The agricultural sector faces a significant challenge as wage rates continue to climb. According to a recent Market Intel report, the use of the H-2A labor program has hit new heights in the fiscal year 2023. This surge comes despite an increase in the Adverse Effect Wage Rate (AEWR), which has outpaced the hourly wage growth of all private employees.

In fiscal year 2023, the total number of certified H-2A positions reached 378,513, marking a 2% increase from the previous year. While this growth rate has slowed compared to past years, it still represents a substantial rise of over 100,000 workers since fiscal year 2020. Additionally, farmers have faced a nearly 19% hike in the required wage rate since 2020, making labor one of their most significant expenses.
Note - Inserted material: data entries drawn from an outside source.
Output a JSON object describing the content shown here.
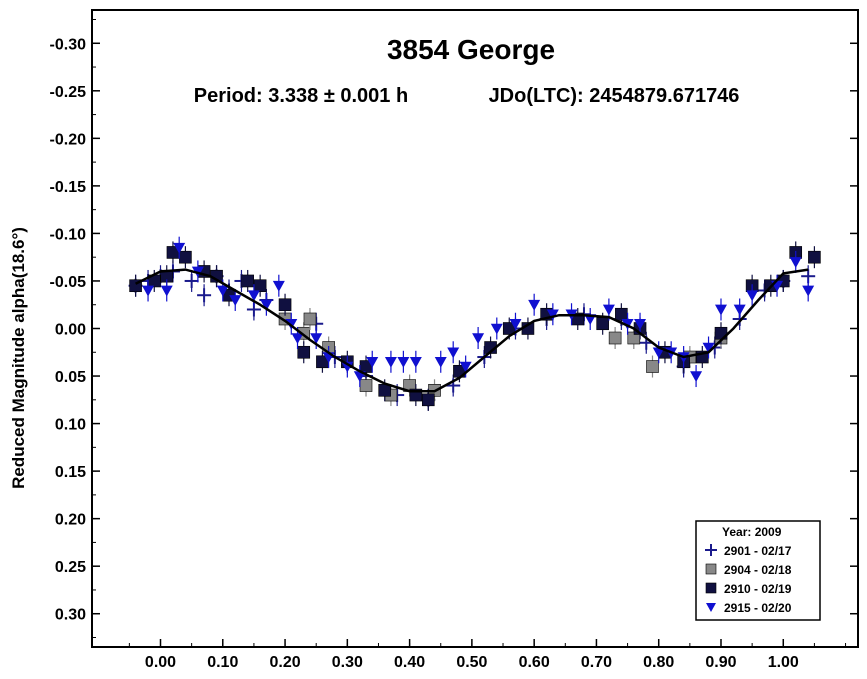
{
  "chart_data": {
    "type": "scatter",
    "title": "3854 George",
    "subtitle_period": "Period: 3.338 ± 0.001 h",
    "subtitle_epoch": "JDo(LTC): 2454879.671746",
    "ylabel": "Reduced Magnitude alpha(18.6°)",
    "xlabel": "",
    "xlim": [
      -0.11,
      1.12
    ],
    "ylim": [
      -0.335,
      0.335
    ],
    "y_inverted": true,
    "grid": false,
    "legend_position": "bottom-right",
    "x_ticks": [
      "0.00",
      "0.10",
      "0.20",
      "0.30",
      "0.40",
      "0.50",
      "0.60",
      "0.70",
      "0.80",
      "0.90",
      "1.00"
    ],
    "y_ticks": [
      "-0.30",
      "-0.25",
      "-0.20",
      "-0.15",
      "-0.10",
      "-0.05",
      "0.00",
      "0.05",
      "0.10",
      "0.15",
      "0.20",
      "0.25",
      "0.30"
    ],
    "legend_title": "Year: 2009",
    "series": [
      {
        "name": "2901 - 02/17",
        "marker": "plus",
        "color": "#1a1a8c",
        "points": [
          [
            -0.04,
            -0.045
          ],
          [
            -0.02,
            -0.05
          ],
          [
            0.0,
            -0.055
          ],
          [
            0.02,
            -0.06
          ],
          [
            0.05,
            -0.05
          ],
          [
            0.07,
            -0.035
          ],
          [
            0.09,
            -0.055
          ],
          [
            0.11,
            -0.04
          ],
          [
            0.13,
            -0.05
          ],
          [
            0.15,
            -0.02
          ],
          [
            0.17,
            -0.03
          ],
          [
            0.25,
            -0.005
          ],
          [
            0.28,
            0.03
          ],
          [
            0.33,
            0.05
          ],
          [
            0.38,
            0.07
          ],
          [
            0.43,
            0.075
          ],
          [
            0.47,
            0.06
          ],
          [
            0.52,
            0.03
          ],
          [
            0.57,
            0.0
          ],
          [
            0.62,
            -0.01
          ],
          [
            0.68,
            -0.015
          ],
          [
            0.74,
            -0.01
          ],
          [
            0.78,
            0.015
          ],
          [
            0.84,
            0.04
          ],
          [
            0.89,
            0.02
          ],
          [
            0.93,
            -0.01
          ],
          [
            0.97,
            -0.04
          ],
          [
            1.0,
            -0.05
          ],
          [
            1.04,
            -0.055
          ]
        ]
      },
      {
        "name": "2904 - 02/18",
        "marker": "square",
        "color": "#888888",
        "points": [
          [
            0.2,
            -0.01
          ],
          [
            0.23,
            0.005
          ],
          [
            0.24,
            -0.01
          ],
          [
            0.27,
            0.02
          ],
          [
            0.33,
            0.06
          ],
          [
            0.37,
            0.07
          ],
          [
            0.4,
            0.06
          ],
          [
            0.44,
            0.065
          ],
          [
            0.73,
            0.01
          ],
          [
            0.76,
            0.01
          ],
          [
            0.79,
            0.04
          ],
          [
            0.85,
            0.03
          ],
          [
            0.9,
            0.01
          ]
        ]
      },
      {
        "name": "2910 - 02/19",
        "marker": "square",
        "color": "#101040",
        "points": [
          [
            -0.04,
            -0.045
          ],
          [
            -0.01,
            -0.05
          ],
          [
            0.01,
            -0.055
          ],
          [
            0.02,
            -0.08
          ],
          [
            0.04,
            -0.075
          ],
          [
            0.07,
            -0.06
          ],
          [
            0.09,
            -0.055
          ],
          [
            0.11,
            -0.035
          ],
          [
            0.14,
            -0.05
          ],
          [
            0.16,
            -0.045
          ],
          [
            0.2,
            -0.025
          ],
          [
            0.23,
            0.025
          ],
          [
            0.26,
            0.035
          ],
          [
            0.3,
            0.035
          ],
          [
            0.33,
            0.04
          ],
          [
            0.36,
            0.065
          ],
          [
            0.41,
            0.07
          ],
          [
            0.43,
            0.075
          ],
          [
            0.48,
            0.045
          ],
          [
            0.53,
            0.02
          ],
          [
            0.56,
            0.0
          ],
          [
            0.59,
            0.0
          ],
          [
            0.62,
            -0.015
          ],
          [
            0.67,
            -0.01
          ],
          [
            0.71,
            -0.005
          ],
          [
            0.74,
            -0.015
          ],
          [
            0.77,
            0.0
          ],
          [
            0.81,
            0.025
          ],
          [
            0.84,
            0.035
          ],
          [
            0.87,
            0.03
          ],
          [
            0.9,
            0.005
          ],
          [
            0.95,
            -0.045
          ],
          [
            0.98,
            -0.045
          ],
          [
            1.0,
            -0.05
          ],
          [
            1.02,
            -0.08
          ],
          [
            1.05,
            -0.075
          ]
        ]
      },
      {
        "name": "2915 - 02/20",
        "marker": "triangle",
        "color": "#1010d0",
        "points": [
          [
            -0.02,
            -0.04
          ],
          [
            0.01,
            -0.04
          ],
          [
            0.03,
            -0.085
          ],
          [
            0.06,
            -0.06
          ],
          [
            0.1,
            -0.04
          ],
          [
            0.12,
            -0.03
          ],
          [
            0.15,
            -0.035
          ],
          [
            0.17,
            -0.025
          ],
          [
            0.19,
            -0.045
          ],
          [
            0.21,
            -0.005
          ],
          [
            0.22,
            0.01
          ],
          [
            0.25,
            0.01
          ],
          [
            0.27,
            0.03
          ],
          [
            0.3,
            0.04
          ],
          [
            0.32,
            0.05
          ],
          [
            0.34,
            0.035
          ],
          [
            0.37,
            0.035
          ],
          [
            0.39,
            0.035
          ],
          [
            0.41,
            0.035
          ],
          [
            0.45,
            0.035
          ],
          [
            0.47,
            0.025
          ],
          [
            0.49,
            0.04
          ],
          [
            0.51,
            0.01
          ],
          [
            0.54,
            0.0
          ],
          [
            0.57,
            -0.005
          ],
          [
            0.6,
            -0.025
          ],
          [
            0.63,
            -0.015
          ],
          [
            0.66,
            -0.015
          ],
          [
            0.69,
            -0.01
          ],
          [
            0.72,
            -0.02
          ],
          [
            0.75,
            -0.005
          ],
          [
            0.77,
            -0.005
          ],
          [
            0.8,
            0.025
          ],
          [
            0.82,
            0.025
          ],
          [
            0.84,
            0.03
          ],
          [
            0.86,
            0.05
          ],
          [
            0.88,
            0.02
          ],
          [
            0.9,
            -0.02
          ],
          [
            0.93,
            -0.02
          ],
          [
            0.95,
            -0.035
          ],
          [
            0.99,
            -0.045
          ],
          [
            1.02,
            -0.07
          ],
          [
            1.04,
            -0.04
          ]
        ]
      }
    ],
    "fit_curve": {
      "color": "#000000",
      "x": [
        -0.04,
        0.0,
        0.04,
        0.08,
        0.12,
        0.16,
        0.2,
        0.24,
        0.28,
        0.32,
        0.36,
        0.4,
        0.44,
        0.48,
        0.52,
        0.56,
        0.6,
        0.64,
        0.68,
        0.72,
        0.76,
        0.8,
        0.84,
        0.88,
        0.92,
        0.96,
        1.0,
        1.04
      ],
      "y": [
        -0.047,
        -0.06,
        -0.062,
        -0.055,
        -0.04,
        -0.025,
        -0.008,
        0.012,
        0.03,
        0.045,
        0.058,
        0.066,
        0.066,
        0.052,
        0.03,
        0.008,
        -0.008,
        -0.014,
        -0.014,
        -0.012,
        0.0,
        0.02,
        0.03,
        0.025,
        0.0,
        -0.03,
        -0.058,
        -0.062
      ]
    }
  }
}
The distribution of these H-2A positions spans all 50 states plus Puerto Rico. Data reveals that 37 states saw an increase in certified positions, while 14 experienced a decrease. Notably, more than 10 states and territories witnessed double-digit growth rates in H-2A certifications.

AFBF President Zippy Duvall highlights the impact of rising wage rates on farm families. With farming and ranching being labor-intensive, the need for skilled workers is crucial for activities like planting, tending, and harvesting.

However, the slim margins in farming make these rising costs a significant burden. Duvall emphasizes the urgency of finding a workable solution for the H-2A program and the AEWR to help farmers maintain their operations.